Lo cierto es que no son adecuadas para adelgazar y, en el caso de hacerla con el fin de expulsar toxinas, un organismo saludable debería realizar esto de forma natural.
Sin embargo, someterse a esta dieta sí es apropiado para estimular al organismo a que asimile mejor los alimentos tras una ingesta excesiva de comida y bebida.
La detox , como también se la conoce, busca eliminar, por un periodo muy corto de tiempo, el consumo de ‘comida chatarra’, productos muy procesados, altos en azúcar, grasa, alcohol y cafeína, explica la nutricionistas Kathryn von Saalfeld, de la Clínica de Nutrición von Saalfeld.
Una forma más saludable de hacerlas es ingiriendo alimentos “más limpios”, como se les ha denominado a un grupo que contiene propiedades purificadoras sobre el organismo. Entre ellos, frutas, vegetales, yogur liviano, agua y sustancias bajas en calorías y grasas.

Pan integral. Es alto en fibra, lo que propicia una mejor digestión.
Cereales. Contienen minerales como hierro, cobre, zinc, magnesio y fósforo.
Avena. Previene y reduce los altos niveles de colesterol.
Naranja. Favorece la eliminación de residuos tóxicos.
Limón. Este fruto es alto en antioxidantes.
Sandía. Tiene un efecto antioxidante, hidrata y remineraliza.
Contraindicaciones. La detox puede traer efectos secundarios sobre la salud, al hacerla de forma prolongada, ya que podría provocar deshidratación, deficiencia de nutrientes y daño en el colon.
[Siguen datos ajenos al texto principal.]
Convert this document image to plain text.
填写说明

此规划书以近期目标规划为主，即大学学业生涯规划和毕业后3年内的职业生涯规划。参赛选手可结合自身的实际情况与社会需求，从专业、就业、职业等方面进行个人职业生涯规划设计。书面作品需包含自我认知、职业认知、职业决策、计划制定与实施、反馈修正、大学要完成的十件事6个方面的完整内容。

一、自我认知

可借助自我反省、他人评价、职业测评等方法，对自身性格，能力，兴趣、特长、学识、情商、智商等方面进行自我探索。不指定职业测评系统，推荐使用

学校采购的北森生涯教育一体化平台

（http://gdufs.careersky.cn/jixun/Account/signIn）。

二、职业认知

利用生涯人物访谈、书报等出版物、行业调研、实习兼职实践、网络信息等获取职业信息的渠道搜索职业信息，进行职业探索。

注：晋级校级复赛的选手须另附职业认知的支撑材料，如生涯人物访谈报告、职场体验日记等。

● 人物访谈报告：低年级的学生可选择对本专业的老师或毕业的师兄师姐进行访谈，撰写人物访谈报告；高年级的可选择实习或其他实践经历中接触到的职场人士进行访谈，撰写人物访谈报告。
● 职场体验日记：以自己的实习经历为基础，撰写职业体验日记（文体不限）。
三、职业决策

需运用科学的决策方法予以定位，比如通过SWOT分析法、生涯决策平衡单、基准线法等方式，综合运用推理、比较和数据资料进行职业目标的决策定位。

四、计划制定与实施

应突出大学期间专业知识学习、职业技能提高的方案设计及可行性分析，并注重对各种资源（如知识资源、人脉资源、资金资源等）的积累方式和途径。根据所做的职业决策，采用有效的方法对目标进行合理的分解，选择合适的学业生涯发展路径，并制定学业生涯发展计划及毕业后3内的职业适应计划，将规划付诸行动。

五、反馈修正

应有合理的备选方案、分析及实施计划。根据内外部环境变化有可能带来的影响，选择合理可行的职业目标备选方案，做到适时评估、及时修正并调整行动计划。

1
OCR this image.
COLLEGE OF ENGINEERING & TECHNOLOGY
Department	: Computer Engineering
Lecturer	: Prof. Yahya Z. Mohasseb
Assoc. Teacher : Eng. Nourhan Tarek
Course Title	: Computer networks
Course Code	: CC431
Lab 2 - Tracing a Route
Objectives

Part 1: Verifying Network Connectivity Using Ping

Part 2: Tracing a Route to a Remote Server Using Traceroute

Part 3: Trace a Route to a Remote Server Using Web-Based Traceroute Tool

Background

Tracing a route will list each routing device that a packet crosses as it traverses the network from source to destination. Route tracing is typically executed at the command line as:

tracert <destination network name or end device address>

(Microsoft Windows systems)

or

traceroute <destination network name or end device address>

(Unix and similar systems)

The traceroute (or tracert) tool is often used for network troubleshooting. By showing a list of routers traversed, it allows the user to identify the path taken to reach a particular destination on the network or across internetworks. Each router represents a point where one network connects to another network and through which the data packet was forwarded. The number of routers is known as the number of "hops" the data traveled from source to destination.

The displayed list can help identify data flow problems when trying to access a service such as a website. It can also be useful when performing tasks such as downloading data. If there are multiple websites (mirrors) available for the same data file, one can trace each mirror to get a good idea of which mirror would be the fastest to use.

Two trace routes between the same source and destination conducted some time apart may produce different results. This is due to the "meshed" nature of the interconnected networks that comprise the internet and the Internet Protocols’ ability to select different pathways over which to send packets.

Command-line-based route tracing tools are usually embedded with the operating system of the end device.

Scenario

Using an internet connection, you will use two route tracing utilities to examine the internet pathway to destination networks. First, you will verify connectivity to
Son más vulnerables a ella los niños, adolescentes, mujeres embarazadas y en lactancia, y personas que padecen del corazón y diabetes.
Por eso, solo se realizan por periodos cortos de tiempo (de 1 a 3 días).
Durante este lapso hay que tomar mucha agua, que ayuda a eliminar desechos, y comer frutas y vegetales frescos, como manzana, cítricos, sandía, jugos de zanahoria, apio, tomate, espinaca y remolacha. Todos ellos son altos en antioxidantes.
Entre lo que no se debe consumir están los alimentos altos en sal y azúcar, café, té y alcohol. Además, se debe moderar la ingesta de harinas, cereales y grasas.
Algo más: tras terminar la dieta, no hay que comerse en una sentada lo que se dejó de consumir en este periodo.